Two of the biggest online entities for fan creativity are CafePress and Etsy. Often for fan artists there is a tricky balance between creating an item that is inspired by a book or the movie vs. something that takes the rights of others. It gets even trickier when you have a book in the mix because now you have a publishing company’s rights to deal with as well.
CafePress entered into an agreement with Summit to allow fans to produce fan items from the Twilight Saga. There are tens of thousands of items from water bottles to tee shirts. There are some limits, like no images from the movie, and no fangs, but you can quote the movie, and use character names.
On the other hand, Etsy has no such agreement, and this leads to confusion over what is allowable. CNET covers some of the controversy:
One of the biggest entertainment franchises in the world, for example, is almost completely absent from Etsy: the Twilight teen-vampire book and movie series. There are items that describe themselves as “Twilight inspired,” but posts in Web forums by Etsy sellers who have had Twilight-related items removed from the e-commerce site indicate that Summit Entertainment, the movie studio that owns the trademark to the Twilight franchise, has been policing Etsy for more obvious infringements.
For legal reasons, Etsy’s Feingold declined to comment on these reports or on which specific brands’ trademark holders have called up the company with takedown notices, and Summit representatives did not respond to a request for comment. But considering Summit’s history of filing suit against unofficial Twilight media, it’s not surprising.
One of the reasons why this is so complicated is because trademark holders are required to enforce their property or risk losing the trademark altogether.
“They are required to protect their trademarks, if they are to continue to have them, so that it doesn’t fall into the public domain,” explained David Foox, a onetime patent litigator who is now an artist. Foox said he’s experienced these complications from both sides. “If you have a trademark, and you registered it, it means you have carved out a part of this idea that has been developed into a brand.”

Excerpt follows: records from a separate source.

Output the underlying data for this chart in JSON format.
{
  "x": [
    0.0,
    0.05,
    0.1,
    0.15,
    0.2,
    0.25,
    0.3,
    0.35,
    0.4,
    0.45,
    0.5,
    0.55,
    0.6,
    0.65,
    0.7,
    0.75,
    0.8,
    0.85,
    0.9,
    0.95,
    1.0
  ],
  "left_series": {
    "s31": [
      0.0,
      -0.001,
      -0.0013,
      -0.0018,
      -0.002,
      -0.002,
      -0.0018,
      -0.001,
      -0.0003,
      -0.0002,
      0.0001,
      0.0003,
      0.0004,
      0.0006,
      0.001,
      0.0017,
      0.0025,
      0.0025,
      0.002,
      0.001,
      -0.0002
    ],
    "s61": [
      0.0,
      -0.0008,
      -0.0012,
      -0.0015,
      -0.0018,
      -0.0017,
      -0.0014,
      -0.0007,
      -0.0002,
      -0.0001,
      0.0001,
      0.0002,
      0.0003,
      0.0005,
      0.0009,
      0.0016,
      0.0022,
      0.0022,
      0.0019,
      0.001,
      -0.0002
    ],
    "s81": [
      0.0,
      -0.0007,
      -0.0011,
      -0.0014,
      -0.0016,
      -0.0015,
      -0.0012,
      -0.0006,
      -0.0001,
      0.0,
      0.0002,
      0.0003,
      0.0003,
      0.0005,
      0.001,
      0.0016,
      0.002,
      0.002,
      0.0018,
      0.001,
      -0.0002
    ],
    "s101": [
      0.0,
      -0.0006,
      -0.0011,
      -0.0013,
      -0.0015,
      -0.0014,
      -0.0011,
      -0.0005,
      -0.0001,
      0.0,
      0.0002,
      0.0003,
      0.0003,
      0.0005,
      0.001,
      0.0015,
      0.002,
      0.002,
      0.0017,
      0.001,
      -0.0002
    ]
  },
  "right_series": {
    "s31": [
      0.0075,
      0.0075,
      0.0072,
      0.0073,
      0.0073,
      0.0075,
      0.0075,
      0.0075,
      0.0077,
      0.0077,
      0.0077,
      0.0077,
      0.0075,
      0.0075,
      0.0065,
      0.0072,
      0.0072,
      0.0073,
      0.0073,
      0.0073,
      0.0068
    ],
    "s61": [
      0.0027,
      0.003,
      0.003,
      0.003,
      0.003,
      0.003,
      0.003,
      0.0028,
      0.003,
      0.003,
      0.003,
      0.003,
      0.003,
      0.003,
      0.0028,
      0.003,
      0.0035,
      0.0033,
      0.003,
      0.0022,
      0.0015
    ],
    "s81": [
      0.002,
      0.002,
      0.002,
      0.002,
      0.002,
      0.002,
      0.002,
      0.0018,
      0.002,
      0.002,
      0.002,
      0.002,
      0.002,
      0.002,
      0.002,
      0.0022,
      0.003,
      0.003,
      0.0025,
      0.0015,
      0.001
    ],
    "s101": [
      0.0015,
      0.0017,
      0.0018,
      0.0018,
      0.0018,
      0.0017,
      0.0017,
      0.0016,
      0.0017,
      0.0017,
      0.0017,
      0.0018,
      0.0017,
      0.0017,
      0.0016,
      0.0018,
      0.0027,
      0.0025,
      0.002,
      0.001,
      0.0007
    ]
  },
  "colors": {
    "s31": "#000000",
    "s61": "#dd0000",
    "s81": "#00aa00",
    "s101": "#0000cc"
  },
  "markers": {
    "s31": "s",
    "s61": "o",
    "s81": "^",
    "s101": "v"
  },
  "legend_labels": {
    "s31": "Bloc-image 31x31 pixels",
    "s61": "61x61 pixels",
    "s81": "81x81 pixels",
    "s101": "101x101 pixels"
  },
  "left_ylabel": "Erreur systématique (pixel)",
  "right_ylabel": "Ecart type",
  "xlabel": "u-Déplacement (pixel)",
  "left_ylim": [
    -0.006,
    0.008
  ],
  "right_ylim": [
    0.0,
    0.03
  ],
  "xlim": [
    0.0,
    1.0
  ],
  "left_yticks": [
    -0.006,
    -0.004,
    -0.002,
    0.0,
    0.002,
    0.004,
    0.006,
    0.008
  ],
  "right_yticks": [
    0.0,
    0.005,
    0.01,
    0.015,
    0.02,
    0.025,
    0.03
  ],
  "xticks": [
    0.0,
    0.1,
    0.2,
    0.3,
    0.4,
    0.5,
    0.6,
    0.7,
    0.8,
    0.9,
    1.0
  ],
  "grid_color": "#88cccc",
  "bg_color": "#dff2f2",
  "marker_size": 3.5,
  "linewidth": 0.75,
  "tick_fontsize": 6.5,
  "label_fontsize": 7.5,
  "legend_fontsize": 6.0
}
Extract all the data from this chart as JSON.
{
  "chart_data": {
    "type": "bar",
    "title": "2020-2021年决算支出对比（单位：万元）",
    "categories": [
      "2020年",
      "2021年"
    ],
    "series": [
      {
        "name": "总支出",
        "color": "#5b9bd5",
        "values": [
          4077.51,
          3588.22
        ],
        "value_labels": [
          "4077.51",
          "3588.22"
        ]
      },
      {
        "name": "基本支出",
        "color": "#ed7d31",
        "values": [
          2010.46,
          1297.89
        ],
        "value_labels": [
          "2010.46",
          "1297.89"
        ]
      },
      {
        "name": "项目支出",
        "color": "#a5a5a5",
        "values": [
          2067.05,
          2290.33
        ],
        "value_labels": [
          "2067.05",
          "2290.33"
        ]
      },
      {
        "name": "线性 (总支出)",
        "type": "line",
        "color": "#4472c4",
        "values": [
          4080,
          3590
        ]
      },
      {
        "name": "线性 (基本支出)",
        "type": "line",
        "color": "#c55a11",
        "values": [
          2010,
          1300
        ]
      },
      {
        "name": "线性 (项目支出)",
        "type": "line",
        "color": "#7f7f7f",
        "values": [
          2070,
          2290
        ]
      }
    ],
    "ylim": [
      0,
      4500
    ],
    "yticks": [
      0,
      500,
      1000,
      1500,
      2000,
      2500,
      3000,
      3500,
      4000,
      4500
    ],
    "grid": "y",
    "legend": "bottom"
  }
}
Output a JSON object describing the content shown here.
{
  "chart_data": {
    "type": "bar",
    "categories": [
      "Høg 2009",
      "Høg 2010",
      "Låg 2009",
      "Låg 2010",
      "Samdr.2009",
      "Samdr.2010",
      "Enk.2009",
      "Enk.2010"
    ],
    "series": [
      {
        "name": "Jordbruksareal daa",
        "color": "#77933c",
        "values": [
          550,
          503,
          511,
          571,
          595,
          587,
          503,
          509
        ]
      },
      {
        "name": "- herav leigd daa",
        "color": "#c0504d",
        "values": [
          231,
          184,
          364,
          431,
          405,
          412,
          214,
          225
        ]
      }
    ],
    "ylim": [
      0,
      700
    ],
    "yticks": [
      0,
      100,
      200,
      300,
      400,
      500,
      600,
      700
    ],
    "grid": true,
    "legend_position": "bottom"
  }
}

Foox said that as an artist, he sees fan creations, including those where the fans aim to profit, as a measure of success, but that as an attorney, he recognizes the legal requirement to protect trademarks.”
So what exactly can you or can’t you do? Some things are obvious. You can’t take things like the Little Brown cover art, the movie stylized writing, movie stills, photos taken by professional photographers and use them without previous permission and in all likelihood payment for using them. Those are all unquestionably trademarked items. They are infact a violation of the Etsy Terms of Service. You just can’t take those and not expect to be slapped with a takedown when the intellectual property owner finds out.
On the other hand creating a fingerless gloves similar to the ones Alice wore in New Moon and calling them “Twilight Inspired” (vs actually saying “these are Alice’s gloves”) is probably fine. Creating a bookmark that says, “A Perfect Rainy Day in Forks” or “Volterra, Where Tourists Come In, But They Don’t Come Out.” are both probably sufficiently vague.
So what about making a pendant that quotes the spider monkey line and has Team Edward on it. What about making locket and inscribing it with “Renesmee”? …Welcome to the gray area, and THAT’s what is causing a lot of the trouble!
What also leads to trouble is that when a complaint is lodged about one item, at times an entire shop will be suspended rather than just the one item in question which results in a loss of revenue for the shop owner until the matter is cleared up. Cafepress, for example, doesn’t remove entire shops, just the item(s) in question.
Twilight isn’t the first franchise to do this. Warner Brothers, who control the Harry Potter franchise, took down all Harry Potter CafePress shops circa 2003. They sued a women having Harry Potter dinners at her restaurant. They also vigorously enforced their copyright on fansites (Ask the guys on Mugglenet what they have gone through over the years to make various tee shirts).
Additionally, if you really want a legion of lawyers to descend try taking anything that has to do with Disney. Disney is legendary with their vigorous defense of their intellectual property. I’m sure this family business didn’t bank on the 1 million dollar lawsuit over Winnie the Pooh!
So as of now, it looks like CafePress is the safest place for Twilight fan creations. Etsy, is going to be a proverbial crapshoot.